University ITSM

The "change management lifecycle" is the high-level activities followed in the change management process. It seems like, in practice, there are two definitions for a change's lifecycle: either just the hand-off to production, or the entire gamut from idea through implementation or closure. We here at Wake Forest University are transitioning from the former to the latter, as we refine our change management procedure.

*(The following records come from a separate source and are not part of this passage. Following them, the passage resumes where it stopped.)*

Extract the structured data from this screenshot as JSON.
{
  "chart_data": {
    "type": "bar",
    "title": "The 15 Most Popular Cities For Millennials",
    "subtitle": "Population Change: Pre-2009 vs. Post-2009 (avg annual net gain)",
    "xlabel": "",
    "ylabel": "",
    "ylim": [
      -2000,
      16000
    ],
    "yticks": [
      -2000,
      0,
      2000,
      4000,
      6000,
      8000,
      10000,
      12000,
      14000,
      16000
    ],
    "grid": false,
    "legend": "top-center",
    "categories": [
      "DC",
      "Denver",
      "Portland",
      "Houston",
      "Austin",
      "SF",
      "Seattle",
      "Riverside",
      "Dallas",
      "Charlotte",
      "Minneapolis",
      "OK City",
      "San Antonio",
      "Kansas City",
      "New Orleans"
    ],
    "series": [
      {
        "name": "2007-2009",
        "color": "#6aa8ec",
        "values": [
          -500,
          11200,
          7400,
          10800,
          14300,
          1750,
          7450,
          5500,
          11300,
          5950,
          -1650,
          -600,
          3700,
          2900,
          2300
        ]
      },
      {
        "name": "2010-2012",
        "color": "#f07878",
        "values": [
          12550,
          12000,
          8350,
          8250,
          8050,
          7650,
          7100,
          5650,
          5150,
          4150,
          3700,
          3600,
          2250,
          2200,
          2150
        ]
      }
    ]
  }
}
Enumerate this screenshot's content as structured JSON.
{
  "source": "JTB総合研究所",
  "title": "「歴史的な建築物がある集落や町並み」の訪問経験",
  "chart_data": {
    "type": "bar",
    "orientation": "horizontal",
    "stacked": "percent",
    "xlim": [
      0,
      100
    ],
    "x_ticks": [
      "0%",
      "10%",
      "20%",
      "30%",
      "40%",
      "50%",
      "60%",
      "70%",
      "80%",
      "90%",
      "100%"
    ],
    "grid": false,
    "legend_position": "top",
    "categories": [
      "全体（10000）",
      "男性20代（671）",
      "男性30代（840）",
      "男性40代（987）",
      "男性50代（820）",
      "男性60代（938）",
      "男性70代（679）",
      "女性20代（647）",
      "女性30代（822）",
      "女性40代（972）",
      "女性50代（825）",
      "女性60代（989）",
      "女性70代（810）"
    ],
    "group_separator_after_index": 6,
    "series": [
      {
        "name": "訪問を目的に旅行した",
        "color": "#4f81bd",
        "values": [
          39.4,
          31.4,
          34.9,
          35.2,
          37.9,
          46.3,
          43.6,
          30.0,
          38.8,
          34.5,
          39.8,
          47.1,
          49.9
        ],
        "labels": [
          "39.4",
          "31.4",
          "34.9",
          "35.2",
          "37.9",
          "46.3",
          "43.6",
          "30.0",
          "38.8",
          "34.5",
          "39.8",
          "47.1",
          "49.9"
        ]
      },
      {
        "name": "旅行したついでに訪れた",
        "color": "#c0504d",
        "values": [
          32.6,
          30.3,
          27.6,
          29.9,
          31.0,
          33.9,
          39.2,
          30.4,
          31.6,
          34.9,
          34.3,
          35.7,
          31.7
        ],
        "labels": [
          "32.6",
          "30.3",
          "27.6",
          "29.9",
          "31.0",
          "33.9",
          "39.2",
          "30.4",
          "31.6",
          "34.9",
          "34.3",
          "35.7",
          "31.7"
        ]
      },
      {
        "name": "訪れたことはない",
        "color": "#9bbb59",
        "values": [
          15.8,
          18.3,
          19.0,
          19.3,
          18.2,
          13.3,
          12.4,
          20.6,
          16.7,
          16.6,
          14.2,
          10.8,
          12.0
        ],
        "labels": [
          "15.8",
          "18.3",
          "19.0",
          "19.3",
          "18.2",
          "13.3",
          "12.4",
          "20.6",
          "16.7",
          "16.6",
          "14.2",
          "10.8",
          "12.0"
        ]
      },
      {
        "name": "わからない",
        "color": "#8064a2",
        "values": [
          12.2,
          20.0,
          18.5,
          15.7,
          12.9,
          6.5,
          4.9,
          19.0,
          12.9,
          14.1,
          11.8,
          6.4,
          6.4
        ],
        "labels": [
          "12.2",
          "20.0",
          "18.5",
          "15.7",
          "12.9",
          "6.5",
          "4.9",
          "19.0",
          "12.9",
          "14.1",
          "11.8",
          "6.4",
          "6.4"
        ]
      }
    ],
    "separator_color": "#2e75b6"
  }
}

At Wake Forest University, our initial change management lifecycle was intentionally limited--rather than defining a "change" as the entire process from the idea for a change until its closing, we defined a "change" as a change to production that has been built and tested already. This approach worked very well for us, because it was easy for people to understand the scope of change management and to understand what was being approved. Essentially, the lifecycle was

• Create RFC (according to a change that has already been built and tested)
• Approve and schedule RFC
• Implement the change
• Conduct post-implementation review
• Close the change

ITIL, however, recommends that the change lifecycle should be very broad--change management should begin when someone has an idea. Also, ITIL recommends that changes be approved before they are built, so it's more reasonable to say "no." No one wants to reject a change that has already been built and tested! Moving the change approval to occur before the change is built helps transition change management from a very technical review to more of a "business impact" preview of potential changes.

The disadvantages to approving changes before they are built are that the change lifecycle is more complex and therefore more prone to error, and testing is even more important, because the tested change needs to match what was already approved. The upside is better visibility into approved work and a more meaningful approval process. That's what we're working on now--restructuring change management to follow a longer lifecycle:

• Create RFC
• Filter/Review RFC
• Classify RFC
• Approve (and prioritize?) RFC
• Build the change
• Test the change
• Schedule/communicate the change
• Implement the change
• Verify the change

At the same time, we are also introducing the concept of "change models." Before, we had five types of changes:

1. Maintenance work
2. Service provisioning work
3. Pre-approved changes (must have an explicit procedure for how to enact the change)
4. Regular changes
5. Emergency changes

This mechanism has been useful, because we have a way to handle all our work, but we are now developing a more nuanced approach that will allow us to handle "defects" differently than larger new projects.